My American Transition; Belo Horizonte- Brazil, Tijuana - Mexico, San Francisco

Immigrant reflections

USPA NEWS - As the first caravan of Central American migrants makes its way to our border with Tijuana I am reminded how different my arrival experience from Brazil to my adopted country was.

I did not walk thousands of miles in heat, rain, and wind sleep against a tree or under a hastily constructed tarp, nor wait in food lines for donated bread, fruits, and vegetables. I simply boarded a United Airlines jet, passport and required visa in hand for the 10-hour flight to Houston. I simply cleared customs before connecting on to San Francisco, and with little fanfare arrived on a blistery cool San Francisco afternoon eyes wide with wonder and excitement.

I carried with me no desperation, no escape from poverty, persecution, or war. But I did carry with me the hopes and dreams of many a young man. Like so many before me, I left to prove to myself that a new life awaited me, to prove to my family that I was more than capable of the challenges I faced and more than ready for a new life. Like many before me, I might have been a bit naive, a bit too ambitious in my dreams, a bit too carefree in my thinking, and a bit too casual in my understanding of American culture.
Yes, I have come to face the truth, my truth, that life is equally hard for the immigrant and the American born citizen alike,maybe harder still for me. That America for all its power, responsibility and influence on the world stage sometime chooses to ignore what is right, in favor of what's right for America. That shortsightedness can be prevalent in a democratic government, and that it's harder than it looks for a young man to follow his dreams, fulfill his own destiny, and be the success that I left my homeland, family and friends for.
Don't get me wrong, I am still glad I'm here. My struggles are real, and often daunting, but I am still privileged to call America my new home. And I have no doubt, given the chance, anyone of the migrants spending tonight propped up against the border wall built along wind swept Tijuana beach would feel the very same way.

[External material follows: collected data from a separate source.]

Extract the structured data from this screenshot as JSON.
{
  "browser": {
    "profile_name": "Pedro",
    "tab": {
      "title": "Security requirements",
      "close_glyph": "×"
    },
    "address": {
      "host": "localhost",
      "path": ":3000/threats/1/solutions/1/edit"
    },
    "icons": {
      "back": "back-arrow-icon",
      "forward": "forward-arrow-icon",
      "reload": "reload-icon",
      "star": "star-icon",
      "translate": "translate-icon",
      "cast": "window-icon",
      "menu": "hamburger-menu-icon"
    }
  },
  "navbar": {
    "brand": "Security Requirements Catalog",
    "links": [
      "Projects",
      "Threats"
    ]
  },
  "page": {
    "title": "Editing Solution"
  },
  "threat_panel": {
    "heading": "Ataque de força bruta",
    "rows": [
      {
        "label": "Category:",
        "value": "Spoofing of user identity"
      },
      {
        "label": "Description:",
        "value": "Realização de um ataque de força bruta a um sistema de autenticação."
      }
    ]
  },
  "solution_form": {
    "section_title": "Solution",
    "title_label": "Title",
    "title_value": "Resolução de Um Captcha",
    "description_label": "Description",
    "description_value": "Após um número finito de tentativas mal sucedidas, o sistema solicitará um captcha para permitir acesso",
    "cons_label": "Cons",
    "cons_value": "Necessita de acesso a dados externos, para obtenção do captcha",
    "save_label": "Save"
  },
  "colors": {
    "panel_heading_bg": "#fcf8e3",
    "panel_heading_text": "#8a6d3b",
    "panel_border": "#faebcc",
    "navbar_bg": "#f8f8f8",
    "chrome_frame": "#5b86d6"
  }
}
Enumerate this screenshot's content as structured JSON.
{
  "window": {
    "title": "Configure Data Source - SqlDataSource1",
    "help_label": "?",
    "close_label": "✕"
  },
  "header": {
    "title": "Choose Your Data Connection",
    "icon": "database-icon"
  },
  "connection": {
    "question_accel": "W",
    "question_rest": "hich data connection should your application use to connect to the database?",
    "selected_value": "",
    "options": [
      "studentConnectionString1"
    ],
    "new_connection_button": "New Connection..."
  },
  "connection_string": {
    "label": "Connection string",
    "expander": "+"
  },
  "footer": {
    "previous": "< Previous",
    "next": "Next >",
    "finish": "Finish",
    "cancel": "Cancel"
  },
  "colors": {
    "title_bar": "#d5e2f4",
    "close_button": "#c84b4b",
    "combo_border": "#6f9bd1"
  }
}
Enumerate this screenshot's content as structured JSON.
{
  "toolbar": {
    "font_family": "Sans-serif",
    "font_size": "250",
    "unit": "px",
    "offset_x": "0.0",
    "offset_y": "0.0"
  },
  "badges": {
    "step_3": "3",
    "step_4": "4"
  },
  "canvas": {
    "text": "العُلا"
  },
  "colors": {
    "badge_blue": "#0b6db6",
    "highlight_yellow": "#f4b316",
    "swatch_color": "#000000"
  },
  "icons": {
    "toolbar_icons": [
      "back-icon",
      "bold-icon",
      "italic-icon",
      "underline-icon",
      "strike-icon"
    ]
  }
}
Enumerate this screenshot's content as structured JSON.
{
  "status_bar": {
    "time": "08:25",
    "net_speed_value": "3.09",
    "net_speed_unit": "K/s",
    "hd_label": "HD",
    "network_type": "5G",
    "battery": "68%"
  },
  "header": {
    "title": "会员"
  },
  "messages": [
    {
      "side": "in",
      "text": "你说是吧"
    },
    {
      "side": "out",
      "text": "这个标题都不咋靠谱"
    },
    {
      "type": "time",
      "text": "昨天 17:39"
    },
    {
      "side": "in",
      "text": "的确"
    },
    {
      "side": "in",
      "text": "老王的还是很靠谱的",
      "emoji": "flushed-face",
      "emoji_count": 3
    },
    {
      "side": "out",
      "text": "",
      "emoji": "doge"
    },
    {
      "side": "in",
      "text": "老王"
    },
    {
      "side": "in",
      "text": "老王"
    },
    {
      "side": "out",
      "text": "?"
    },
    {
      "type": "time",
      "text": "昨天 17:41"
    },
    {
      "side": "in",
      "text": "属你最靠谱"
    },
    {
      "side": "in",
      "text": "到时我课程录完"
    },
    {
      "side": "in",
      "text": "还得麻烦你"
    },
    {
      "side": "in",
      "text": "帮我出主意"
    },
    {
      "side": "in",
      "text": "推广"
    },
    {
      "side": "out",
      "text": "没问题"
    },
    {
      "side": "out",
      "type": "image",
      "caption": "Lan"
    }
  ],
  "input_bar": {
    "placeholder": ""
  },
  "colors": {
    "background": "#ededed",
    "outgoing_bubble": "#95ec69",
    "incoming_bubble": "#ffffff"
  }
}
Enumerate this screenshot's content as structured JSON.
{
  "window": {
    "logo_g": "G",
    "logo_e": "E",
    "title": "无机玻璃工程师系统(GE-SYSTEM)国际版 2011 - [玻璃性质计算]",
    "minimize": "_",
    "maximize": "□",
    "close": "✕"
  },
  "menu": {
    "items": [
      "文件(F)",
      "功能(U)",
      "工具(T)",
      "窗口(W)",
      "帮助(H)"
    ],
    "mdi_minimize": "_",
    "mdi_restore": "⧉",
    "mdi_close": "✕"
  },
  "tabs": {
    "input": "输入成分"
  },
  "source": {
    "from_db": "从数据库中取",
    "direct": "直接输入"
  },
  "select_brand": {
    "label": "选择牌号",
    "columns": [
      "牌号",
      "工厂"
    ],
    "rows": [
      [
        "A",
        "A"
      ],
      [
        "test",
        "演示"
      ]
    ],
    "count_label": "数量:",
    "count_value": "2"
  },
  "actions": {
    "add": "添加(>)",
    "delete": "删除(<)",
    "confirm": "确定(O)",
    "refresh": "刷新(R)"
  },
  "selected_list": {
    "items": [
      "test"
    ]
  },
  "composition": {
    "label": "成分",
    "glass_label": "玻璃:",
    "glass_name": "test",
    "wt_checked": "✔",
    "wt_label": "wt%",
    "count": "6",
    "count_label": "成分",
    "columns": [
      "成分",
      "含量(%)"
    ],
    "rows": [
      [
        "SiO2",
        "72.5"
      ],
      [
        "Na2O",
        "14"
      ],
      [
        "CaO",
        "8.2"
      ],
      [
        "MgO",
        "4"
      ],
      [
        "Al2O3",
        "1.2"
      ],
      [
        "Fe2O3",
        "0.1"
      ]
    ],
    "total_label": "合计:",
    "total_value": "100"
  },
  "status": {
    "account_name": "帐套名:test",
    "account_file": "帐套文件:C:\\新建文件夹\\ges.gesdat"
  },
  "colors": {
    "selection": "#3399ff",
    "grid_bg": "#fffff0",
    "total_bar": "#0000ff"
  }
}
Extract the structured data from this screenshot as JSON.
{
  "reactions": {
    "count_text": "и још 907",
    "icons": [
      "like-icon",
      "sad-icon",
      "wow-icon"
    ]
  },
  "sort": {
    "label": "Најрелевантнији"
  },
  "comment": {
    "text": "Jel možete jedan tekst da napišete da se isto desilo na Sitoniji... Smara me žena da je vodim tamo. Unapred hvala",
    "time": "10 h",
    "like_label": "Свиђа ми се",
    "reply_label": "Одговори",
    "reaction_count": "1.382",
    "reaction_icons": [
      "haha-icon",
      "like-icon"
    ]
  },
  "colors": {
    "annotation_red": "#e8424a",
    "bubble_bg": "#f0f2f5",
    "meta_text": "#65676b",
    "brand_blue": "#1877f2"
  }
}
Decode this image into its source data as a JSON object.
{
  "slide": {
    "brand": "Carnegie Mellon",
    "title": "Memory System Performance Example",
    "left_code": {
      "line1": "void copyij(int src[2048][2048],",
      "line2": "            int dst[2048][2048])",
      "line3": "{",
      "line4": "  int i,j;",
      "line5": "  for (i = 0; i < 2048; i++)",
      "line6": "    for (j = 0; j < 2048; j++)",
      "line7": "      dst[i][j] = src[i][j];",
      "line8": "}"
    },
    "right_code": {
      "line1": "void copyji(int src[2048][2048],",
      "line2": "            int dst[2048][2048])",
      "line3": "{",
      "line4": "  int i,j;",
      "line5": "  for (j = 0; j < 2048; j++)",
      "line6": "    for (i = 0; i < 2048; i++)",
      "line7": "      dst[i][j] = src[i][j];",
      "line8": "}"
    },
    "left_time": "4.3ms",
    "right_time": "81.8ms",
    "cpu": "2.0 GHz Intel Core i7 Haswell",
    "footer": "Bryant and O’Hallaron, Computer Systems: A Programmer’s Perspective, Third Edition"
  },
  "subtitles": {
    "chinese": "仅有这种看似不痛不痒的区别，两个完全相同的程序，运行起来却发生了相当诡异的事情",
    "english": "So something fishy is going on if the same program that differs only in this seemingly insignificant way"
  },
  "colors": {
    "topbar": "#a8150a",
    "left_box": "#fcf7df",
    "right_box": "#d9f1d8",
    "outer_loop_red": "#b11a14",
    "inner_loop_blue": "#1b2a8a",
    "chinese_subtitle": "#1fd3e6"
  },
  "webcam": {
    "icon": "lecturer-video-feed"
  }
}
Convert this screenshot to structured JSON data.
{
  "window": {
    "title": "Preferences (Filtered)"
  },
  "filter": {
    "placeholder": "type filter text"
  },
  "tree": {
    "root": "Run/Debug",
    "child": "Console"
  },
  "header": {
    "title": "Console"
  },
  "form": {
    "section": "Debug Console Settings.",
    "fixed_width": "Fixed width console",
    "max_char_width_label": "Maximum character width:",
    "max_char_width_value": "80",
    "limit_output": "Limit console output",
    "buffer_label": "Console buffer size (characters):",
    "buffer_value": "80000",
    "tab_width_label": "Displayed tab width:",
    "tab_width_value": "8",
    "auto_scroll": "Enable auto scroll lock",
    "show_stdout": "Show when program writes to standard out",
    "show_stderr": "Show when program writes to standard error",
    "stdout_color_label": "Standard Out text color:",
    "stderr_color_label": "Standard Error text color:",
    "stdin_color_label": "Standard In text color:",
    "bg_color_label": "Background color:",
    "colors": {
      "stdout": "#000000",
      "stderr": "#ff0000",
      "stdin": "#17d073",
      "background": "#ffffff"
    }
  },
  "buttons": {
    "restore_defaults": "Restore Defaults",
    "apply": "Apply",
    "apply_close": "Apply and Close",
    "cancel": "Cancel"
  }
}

In fact, one thing that seems to have followed me from Belo to San Francisco is the perception that I was guilty before being proven innocent. People perceive that I'm somehow saying the wrong thing, at the wrong time...

I remember Donald Trump's racist comments about wanting more immigrants from places like Norway rather than from “shithole counties” like Haiti and those in Africa. Really? I'm sure in his eyes, despite my many positive contributions to this country, Trump assumes I'm just a Latino third-world immigrant from another"shithole country" taking up valuable space that could have been given to a white Norwegian. SAD!